Les PME doivent tenir compte des barrières tarifaires et non tarifaires associées aux activités commerciales dans les marchés étrangers. Tandis que de nombreuses barrières tarifaires sont abordées par de nouveaux accords de libre-échange dans des marchés particuliers, des barrières non tarifaires – règlements et normes s’appliquant aux produits, distance, manque de contacts et d’infrastructure, différences linguistiques et culturelles – demeurent. Les informateurs clés ont indiqué que les barrières non tarifaires posent des difficultés particulières pour les plus petites PME qui ont moins d’expérience. Plusieurs informateurs clés ont remarqué que le manque d’expérience en matière de déplacements à l’étranger retient aussi de nombreuses PME de pénétrer des marchés internationaux.

La très petite taille des PME du Canada atlantique – près de 80 p. 100 d’entre elles sont des entrepreneurs autonomes ou comptent moins de cinq employés – rend cela difficile pour les entreprises de la région d’assumer les risques associés au commerce international. Des informateurs clés ont indiqué que de nombreuses PME du Canada atlantique préfèrent rester petites et se concentrer sur les marchés nationaux ou le commerce avec les États-Unis, ce qui a un effet dissuasif de longue date sur l’élargissement des marchés, la croissance des exportations et l’attraction d’IDE. Des informateurs clés et des documents de recherche publiés soulignent que les PME du Canada atlantique ont tendance à consacrer des ressources limitées aux études de marché et à être moins capables d’assumer les risques associés aux marchés étrangers.

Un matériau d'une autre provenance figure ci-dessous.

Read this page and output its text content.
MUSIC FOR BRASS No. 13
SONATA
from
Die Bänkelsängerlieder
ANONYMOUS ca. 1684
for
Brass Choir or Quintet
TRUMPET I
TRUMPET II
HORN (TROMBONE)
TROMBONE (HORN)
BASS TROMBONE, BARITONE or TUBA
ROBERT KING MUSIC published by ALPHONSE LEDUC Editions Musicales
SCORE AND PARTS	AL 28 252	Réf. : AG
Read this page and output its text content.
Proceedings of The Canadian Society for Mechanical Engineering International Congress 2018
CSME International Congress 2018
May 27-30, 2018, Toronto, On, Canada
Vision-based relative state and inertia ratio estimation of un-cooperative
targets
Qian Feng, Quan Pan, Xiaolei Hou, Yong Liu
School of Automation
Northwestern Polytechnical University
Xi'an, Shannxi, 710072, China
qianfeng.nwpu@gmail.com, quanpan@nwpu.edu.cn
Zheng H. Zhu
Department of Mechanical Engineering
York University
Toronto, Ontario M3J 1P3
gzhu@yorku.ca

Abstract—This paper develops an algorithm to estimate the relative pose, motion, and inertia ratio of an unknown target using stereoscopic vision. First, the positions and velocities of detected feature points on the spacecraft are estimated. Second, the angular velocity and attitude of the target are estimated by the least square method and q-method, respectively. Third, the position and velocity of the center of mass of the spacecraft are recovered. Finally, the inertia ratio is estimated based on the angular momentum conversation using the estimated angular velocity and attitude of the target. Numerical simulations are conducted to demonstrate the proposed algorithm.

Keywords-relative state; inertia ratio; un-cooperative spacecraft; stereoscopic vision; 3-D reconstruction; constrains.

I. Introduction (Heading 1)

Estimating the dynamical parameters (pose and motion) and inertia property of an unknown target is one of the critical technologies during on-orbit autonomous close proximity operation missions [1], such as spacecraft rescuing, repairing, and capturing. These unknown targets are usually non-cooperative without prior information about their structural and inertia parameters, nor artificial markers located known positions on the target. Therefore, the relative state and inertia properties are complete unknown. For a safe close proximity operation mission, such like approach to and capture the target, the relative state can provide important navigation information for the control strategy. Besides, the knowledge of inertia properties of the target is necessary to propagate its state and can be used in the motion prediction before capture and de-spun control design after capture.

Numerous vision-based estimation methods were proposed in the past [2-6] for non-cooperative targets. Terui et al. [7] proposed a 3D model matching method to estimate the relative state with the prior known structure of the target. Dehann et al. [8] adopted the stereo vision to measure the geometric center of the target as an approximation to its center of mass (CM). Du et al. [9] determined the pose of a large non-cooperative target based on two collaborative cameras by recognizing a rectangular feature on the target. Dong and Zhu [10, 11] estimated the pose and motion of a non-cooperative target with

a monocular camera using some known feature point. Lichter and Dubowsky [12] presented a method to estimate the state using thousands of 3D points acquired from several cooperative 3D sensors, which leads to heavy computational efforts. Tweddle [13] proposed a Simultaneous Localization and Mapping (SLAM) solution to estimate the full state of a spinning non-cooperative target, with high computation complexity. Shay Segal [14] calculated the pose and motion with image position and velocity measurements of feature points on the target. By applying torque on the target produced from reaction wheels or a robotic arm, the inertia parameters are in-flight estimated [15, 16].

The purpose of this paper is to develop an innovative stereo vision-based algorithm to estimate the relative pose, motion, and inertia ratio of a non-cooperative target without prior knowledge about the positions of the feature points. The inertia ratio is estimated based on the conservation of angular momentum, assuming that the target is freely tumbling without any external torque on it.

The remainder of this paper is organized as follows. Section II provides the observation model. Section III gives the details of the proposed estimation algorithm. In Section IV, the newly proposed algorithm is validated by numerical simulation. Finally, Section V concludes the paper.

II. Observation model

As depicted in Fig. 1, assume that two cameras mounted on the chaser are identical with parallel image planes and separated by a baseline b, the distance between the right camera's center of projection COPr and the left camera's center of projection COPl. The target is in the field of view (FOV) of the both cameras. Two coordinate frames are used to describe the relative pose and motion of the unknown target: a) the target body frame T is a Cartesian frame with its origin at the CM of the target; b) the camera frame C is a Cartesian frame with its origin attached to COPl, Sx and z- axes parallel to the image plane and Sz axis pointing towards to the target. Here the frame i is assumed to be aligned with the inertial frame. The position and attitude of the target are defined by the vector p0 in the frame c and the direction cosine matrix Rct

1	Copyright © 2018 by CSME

Des informateurs clés et l’examen des documents révèlent que certains facteurs influant sur le besoin de soutien de PCE au Canada atlantique ont pris de l’importance depuis l’évaluation précédente. Ceux-ci comprennent un accent accru sur l’économie mondiale et l’accès aux chaînes de valeur mondiales. De même, il faut diversifier les secteurs du Canada atlantique et leurs marchés et rattraper les retards en matière de productivité, d’innovation et de commercialisation. La population du Canada atlantique continue de diminuer et, en raison d’une population vieillissante et de la migration, de se déplacer des régions rurales vers les centres urbains ainsi que vers l’Ouest canadien. Ce déclin démographique général de la population a une incidence néfaste sur le nombre de PME et d’exportateurs au Canada atlantique. Les restrictions budgétaires du gouvernement provincial étaient aussi une question importante au cours de la période, la Province étant un partenaire clé dans le cadre des activités de PCE, d’un point de vue tant financier que non financier. Des informateurs clés ont déterminé que la capacité de trouver des partenaires pour les projets posait un défi grandissant.

L’APECA est consciente d’un grand nombre des besoins liés à l’accroissement du commerce international, plus particulièrement des besoins financiers et non financiers des PME, pour percer ou élargir leurs activités dans des marchés étrangers et prend des mesures pour y faire face. Au moyen de missions – vers l’étranger et de l’étranger – ainsi que d’activités d’apprentissage et de partenariat, le programme offre des occasions à faible risque d’accroître la capacité et de développer leurs compétences et leurs réseaux liés au commerce international. Dans l’ensemble, les clients sont satisfaits du programme, 95 p. 100 des personnes interrogées ayant indiqué que l’aide du sous-programme PCE répondait à leurs besoins, dans une certaine mesure au moins[xviii].

Le sous-programme PCE répond au besoin d’une plus grande collaboration entre les intervenants, compte tenu des ressources limitées. Plus particulièrement, l’EPCE est un forum sur la collaboration, la planification commune et l’optimisation de ressources limitées à l’échelle de la région de l’Atlantique. Le taux de satisfaction des intervenants de l’EPCE est élevé. L’APECA et le comité de gestion de l’EPCE sont conscients de l’évolution du contexte et adaptent le sous-programme pour ternir compte du contexte changeant en portant plus d’attention aux marchés émergents et en appuyant la capacité des PME à tirer parti de nouveaux ALE. Par exemple, quatre groupes de travail sur les marchés ont été mis sur pied au cours de la période d’évaluation pour se concentrer sur les possibilités au Brésil, en Inde, en Chine et dans l’Union européenne.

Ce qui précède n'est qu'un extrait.